Ukraine’s Holocaust center names Nazi Babi Yar killers
Ukraine’s Holocaust memorial center on Wednesday revealed the names of 159 Nazi SS troops who took part in the killing of Jews during the Babi Yar massacre in Ukraine eight decades after one of the most infamous Nazi mass slaughters of World War II.
Nearly 34,000 Jews were killed within 48 hours in Babi Yar, a ravine in the Ukrainian capital of Kyiv, when the city was under Nazi occupation in 1941. SS troops carried out the massacre with local collaborators.
“Babi Yar is the biggest mass grave of the Holocaust ... the most quickly filled mass grave,” said Natan Sharansky, the chairman of the supervisory board of the Babi Yar Holocaust memorial center.
Presidents Volodymyr Zelenskyy of Ukraine, Isaac Herzog of Israel and Frank-Walter Steinmeier of Germany attended a ceremony in Kyiv on Wednesday to remember the victims of the massacre.
Another suspect pleads guilty to role in ATM skimming scheme
A Romanian man has pleaded guilty to his role in a multi-state ATM skimming scheme that netted hundreds of thousands of dollars, federal prosecutors said.
Dragos Nelu Hornea, 26, pleaded guilty Tuesday to racketeering and conspiracy to use counterfeit access devices charges, according to a statement from the U.S. attorney’s office in Boston.
Hornea was a member of a gang that attached skimming devices to ATMs to steal debit card numbers and PINs from unsuspecting bank customers, create counterfeit cards and make unauthorized withdrawals from the victims’ bank accounts, authorities said.
They victimized residents of Massachusetts, Connecticut, New York, South Carolina, Georgia and North Carolina, prosecutors said.
Fifteen people have now pleaded guilty in the case, and those sentenced have received prison terms from one year to more than five years, prosecutors said. Hornea, originally indicted in 2017, faces sentencing Feb. 3.

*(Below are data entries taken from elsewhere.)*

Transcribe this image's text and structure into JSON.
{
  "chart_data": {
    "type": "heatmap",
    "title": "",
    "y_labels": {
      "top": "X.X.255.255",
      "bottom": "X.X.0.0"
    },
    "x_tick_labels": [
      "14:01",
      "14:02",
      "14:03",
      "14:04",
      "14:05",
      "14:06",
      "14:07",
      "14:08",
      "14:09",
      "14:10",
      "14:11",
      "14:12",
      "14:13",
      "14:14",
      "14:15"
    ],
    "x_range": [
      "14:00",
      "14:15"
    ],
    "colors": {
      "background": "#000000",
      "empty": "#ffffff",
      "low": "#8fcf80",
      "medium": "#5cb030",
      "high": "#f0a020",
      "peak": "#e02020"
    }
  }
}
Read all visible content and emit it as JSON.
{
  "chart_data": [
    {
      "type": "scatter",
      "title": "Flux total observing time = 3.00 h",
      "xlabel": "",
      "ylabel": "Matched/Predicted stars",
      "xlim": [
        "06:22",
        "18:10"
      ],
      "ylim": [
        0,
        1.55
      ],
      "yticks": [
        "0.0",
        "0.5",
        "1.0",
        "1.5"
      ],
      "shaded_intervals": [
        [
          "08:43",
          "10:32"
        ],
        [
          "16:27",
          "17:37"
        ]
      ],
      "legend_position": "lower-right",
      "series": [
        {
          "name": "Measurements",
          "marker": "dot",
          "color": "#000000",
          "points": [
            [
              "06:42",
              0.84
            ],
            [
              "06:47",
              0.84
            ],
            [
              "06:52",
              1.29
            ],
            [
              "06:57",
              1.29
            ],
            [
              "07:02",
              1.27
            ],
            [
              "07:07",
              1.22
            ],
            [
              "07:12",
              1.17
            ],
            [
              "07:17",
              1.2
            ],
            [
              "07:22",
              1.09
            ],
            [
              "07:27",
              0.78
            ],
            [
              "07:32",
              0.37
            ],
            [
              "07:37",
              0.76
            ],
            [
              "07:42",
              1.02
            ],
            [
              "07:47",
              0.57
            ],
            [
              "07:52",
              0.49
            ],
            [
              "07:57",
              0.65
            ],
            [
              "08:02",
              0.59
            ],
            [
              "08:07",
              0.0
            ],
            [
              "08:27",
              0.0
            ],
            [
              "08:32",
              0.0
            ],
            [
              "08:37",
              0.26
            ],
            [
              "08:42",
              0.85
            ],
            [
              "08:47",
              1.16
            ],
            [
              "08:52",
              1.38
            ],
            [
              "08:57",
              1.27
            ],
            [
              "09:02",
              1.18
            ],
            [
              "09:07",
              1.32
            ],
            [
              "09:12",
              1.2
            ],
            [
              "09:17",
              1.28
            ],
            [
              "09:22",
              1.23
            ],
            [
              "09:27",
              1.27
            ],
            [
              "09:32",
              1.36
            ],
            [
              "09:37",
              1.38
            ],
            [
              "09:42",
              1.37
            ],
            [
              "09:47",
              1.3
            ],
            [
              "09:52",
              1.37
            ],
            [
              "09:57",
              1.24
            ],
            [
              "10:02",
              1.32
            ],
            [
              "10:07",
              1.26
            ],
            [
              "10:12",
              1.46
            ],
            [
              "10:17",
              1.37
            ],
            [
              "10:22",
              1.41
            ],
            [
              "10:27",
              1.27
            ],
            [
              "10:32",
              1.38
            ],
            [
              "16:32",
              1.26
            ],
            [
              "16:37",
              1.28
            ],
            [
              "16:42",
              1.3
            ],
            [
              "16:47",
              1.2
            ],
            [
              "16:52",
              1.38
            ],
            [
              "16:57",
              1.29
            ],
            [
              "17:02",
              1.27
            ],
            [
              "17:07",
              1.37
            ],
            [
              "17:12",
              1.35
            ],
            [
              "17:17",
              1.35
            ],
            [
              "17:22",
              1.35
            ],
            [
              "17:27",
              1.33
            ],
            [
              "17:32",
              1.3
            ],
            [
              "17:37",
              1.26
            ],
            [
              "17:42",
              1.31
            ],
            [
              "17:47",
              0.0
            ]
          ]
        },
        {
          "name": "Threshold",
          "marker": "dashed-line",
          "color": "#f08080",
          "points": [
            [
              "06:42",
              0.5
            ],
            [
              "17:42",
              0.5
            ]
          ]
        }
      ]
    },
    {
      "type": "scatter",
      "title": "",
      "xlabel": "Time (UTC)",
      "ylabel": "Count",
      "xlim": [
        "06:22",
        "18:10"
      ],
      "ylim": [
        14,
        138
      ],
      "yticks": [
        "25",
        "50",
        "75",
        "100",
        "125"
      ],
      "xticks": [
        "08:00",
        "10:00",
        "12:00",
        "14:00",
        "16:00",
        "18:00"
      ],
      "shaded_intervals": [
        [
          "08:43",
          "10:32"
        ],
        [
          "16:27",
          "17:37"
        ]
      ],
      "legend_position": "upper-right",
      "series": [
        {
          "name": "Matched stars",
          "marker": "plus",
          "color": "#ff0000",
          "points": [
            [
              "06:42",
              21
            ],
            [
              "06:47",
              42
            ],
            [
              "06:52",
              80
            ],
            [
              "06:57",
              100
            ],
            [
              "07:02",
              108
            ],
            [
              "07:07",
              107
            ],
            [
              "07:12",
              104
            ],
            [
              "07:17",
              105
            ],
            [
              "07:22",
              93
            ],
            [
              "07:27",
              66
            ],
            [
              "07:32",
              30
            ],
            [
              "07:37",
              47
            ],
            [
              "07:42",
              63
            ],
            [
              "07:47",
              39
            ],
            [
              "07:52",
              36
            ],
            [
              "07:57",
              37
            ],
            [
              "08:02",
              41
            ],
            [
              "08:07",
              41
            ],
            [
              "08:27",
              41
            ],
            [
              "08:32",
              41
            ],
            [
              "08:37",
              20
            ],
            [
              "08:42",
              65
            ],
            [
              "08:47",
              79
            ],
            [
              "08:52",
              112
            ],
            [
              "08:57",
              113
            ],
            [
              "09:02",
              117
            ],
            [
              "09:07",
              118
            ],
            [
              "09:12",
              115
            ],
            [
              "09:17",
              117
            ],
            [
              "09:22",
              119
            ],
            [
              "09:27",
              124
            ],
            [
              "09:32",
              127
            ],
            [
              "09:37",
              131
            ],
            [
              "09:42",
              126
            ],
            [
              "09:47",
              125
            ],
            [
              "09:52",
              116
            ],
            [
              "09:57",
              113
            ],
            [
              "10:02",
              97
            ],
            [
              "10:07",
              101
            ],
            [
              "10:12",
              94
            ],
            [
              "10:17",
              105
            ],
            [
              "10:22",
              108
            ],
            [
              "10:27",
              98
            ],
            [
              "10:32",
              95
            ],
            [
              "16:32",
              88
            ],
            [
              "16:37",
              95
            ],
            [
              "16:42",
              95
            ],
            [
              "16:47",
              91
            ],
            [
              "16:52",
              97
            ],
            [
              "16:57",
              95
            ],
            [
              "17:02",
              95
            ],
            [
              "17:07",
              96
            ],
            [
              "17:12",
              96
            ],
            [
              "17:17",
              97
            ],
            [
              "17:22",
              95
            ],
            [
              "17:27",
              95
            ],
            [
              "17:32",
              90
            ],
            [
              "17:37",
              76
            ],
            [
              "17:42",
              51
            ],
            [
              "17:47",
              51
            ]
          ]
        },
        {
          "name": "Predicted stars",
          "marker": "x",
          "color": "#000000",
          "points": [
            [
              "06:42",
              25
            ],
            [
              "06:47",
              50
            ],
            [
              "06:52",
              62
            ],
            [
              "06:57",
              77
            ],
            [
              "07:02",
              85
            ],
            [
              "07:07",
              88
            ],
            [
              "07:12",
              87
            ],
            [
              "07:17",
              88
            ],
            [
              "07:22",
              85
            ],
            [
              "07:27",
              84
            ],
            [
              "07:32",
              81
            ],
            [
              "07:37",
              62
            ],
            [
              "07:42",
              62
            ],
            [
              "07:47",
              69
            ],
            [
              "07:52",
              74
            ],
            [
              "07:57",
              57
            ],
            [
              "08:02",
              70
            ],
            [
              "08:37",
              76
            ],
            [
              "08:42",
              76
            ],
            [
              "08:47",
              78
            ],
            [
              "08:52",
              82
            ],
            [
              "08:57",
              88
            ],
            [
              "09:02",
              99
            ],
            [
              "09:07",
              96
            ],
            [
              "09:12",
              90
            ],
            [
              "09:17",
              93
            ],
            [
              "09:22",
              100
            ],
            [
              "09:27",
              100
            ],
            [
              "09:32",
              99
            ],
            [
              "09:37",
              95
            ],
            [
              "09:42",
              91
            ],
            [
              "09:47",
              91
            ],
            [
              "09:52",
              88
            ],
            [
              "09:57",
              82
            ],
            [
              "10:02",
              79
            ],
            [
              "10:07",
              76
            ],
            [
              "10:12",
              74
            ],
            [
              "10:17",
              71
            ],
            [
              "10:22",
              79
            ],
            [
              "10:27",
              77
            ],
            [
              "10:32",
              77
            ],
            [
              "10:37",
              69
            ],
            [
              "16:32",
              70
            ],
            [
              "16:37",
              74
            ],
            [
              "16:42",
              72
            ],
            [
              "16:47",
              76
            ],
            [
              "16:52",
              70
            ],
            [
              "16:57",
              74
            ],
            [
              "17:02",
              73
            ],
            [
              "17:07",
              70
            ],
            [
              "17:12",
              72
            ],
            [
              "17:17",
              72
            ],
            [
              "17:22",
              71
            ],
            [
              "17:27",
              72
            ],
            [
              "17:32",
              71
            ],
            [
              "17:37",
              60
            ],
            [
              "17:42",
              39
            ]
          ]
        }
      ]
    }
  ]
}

White House restoring environmental reviews for big projects
In the latest reversal of a Trump-era environmental rollback, President Joe Biden is restoring federal regulations guiding environmental reviews of major infrastructure projects such as highways and pipelines. The reviews were scaled back by the Trump administration in a bid to fast-track the projects.
The White House Council on Environmental Quality said Wednesday it will restore key provisions of the National Environmental Policy Act, a bedrock environmental law designed to ensure community safeguards during environmental reviews for a wide range of federal projects and decisions.
Last year, President Donald Trump overhauled the rules in a bid to accelerate projects he said would boost the economy and provide jobs.
Sweden suspends use of Moderna vaccine for young people
Swedish health authorities on Wednesday suspended the use of Moderna’s COVID-19 vaccine for those ages 30 and under.
The reason for the pausing is “signals of an increased risk of side effects such as inflammation of the heart muscle or the pericardium” — the double-walled sac containing the heart and the roots of the main vessels, Sweden’s Public Health Agency said in a statement. “The risk of being affected is very small.”
Anders Tegnell, Sweden’s chief epidemiologist, said they “follow the situation closely and act quickly to ensure that vaccinations against COVID-19 are always as safe as possible and at the same time provide effective protection” against the disease.